Surg Today. 2018 Jan;48(1):1-8. doi: 10.1007/s00595-017-1497-7. Epub 2017 Mar 9.
Lung adenocarcinoma (LADC) is a cancer treatable using targeted therapies against driver gene aberrations. EGFR mutations and ALK fusions are frequent gene aberrations in LADC, and personalized therapies against those aberrations have become a standard therapy. These targeted therapies have shown significant positive efficacy and tolerable toxicity compared to conventional chemotherapy, so it is necessary to identify additional druggable genetic aberrations. Other than EGFR mutations and ALK fusions, mutations in KRAS, HER2, and BRAF, and driver fusions involving RET and ROS1, have also been identified in LADC. Interestingly, the frequency of driver gene aberrations differs according to ethnicity, sex, and smoking, which leads to differences in treatment efficacy. To date, several molecular-targeted drugs against driver genes have been developed, and several clinical trials have been conducted to evaluate the efficacy. However, targeted therapies against driver-gene-negative cases have not yet been well developed. Efforts to identify a new druggable target for such cases are currently underway. Furthermore, immune checkpoint blockade therapy might be effective for driver-negative cases, especially those with accumulated mutations.

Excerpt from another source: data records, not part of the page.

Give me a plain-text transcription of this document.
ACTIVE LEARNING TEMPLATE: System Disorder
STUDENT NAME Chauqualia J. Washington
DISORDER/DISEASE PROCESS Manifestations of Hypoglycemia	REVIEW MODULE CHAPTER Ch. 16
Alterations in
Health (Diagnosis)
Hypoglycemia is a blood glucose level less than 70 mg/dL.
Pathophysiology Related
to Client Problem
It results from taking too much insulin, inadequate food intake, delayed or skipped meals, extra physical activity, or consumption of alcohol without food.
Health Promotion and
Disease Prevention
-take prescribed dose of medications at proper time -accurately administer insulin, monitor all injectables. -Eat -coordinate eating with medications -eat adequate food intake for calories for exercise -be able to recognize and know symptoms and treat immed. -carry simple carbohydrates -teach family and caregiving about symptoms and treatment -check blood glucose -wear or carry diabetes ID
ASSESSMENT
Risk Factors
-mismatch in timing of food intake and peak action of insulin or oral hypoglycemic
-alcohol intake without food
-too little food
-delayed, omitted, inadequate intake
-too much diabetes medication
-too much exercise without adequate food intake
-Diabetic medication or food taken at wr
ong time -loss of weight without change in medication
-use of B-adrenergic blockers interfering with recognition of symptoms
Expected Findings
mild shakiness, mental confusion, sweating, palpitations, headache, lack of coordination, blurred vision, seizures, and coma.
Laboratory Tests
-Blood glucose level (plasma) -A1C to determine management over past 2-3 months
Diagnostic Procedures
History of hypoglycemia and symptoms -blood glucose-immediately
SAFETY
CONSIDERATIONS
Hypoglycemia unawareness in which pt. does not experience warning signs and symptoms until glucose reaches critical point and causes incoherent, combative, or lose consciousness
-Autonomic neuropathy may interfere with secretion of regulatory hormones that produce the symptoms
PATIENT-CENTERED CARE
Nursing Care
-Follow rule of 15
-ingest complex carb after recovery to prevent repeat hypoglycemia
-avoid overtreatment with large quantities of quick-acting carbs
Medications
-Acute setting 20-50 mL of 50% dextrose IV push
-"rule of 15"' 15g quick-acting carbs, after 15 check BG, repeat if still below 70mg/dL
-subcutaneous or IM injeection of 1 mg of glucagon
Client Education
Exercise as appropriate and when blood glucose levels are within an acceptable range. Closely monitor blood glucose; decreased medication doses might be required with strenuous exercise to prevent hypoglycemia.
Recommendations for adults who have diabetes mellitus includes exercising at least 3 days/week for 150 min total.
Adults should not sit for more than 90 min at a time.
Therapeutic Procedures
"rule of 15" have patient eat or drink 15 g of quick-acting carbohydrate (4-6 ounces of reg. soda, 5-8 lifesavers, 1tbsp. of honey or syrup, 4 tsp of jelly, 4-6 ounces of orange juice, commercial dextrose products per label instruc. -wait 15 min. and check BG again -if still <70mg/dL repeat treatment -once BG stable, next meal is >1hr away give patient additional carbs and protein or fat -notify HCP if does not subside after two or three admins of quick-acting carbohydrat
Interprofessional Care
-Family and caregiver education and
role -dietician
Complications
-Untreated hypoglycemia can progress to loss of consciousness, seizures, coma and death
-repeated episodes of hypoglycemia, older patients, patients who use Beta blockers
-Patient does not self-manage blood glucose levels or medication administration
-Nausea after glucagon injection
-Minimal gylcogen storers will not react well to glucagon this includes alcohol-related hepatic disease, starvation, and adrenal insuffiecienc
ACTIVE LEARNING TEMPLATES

肺腺癌(LADC)是一种可通过针对驱动基因畸变的靶向疗法进行治疗的癌症。EGFR突变和ALK融合是LADC中常见的基因畸变,针对这些畸变的个性化疗法已成为标准疗法。与传统化疗相比,这些靶向疗法已显示出显著的积极疗效和可耐受的毒性,因此有必要识别其他可药物化的基因畸变。除了EGFR突变和ALK融合外,LADC中还发现了KRAS、HER2和BRAF的突变,以及涉及RET和ROS1的驱动融合。有趣的是,驱动基因畸变的频率因种族、性别和吸烟情况而异,这导致了治疗效果的差异。迄今为止,已经开发了几种针对驱动基因的分子靶向药物,并进行了多项临床试验来评估其疗效。然而,针对驱动基因阴性病例的靶向疗法尚未得到充分发展。目前正在努力为这类病例寻找新的可药物化靶点。此外,免疫检查点阻断疗法可能对驱动基因阴性病例有效,尤其是那些有累积突变的病例。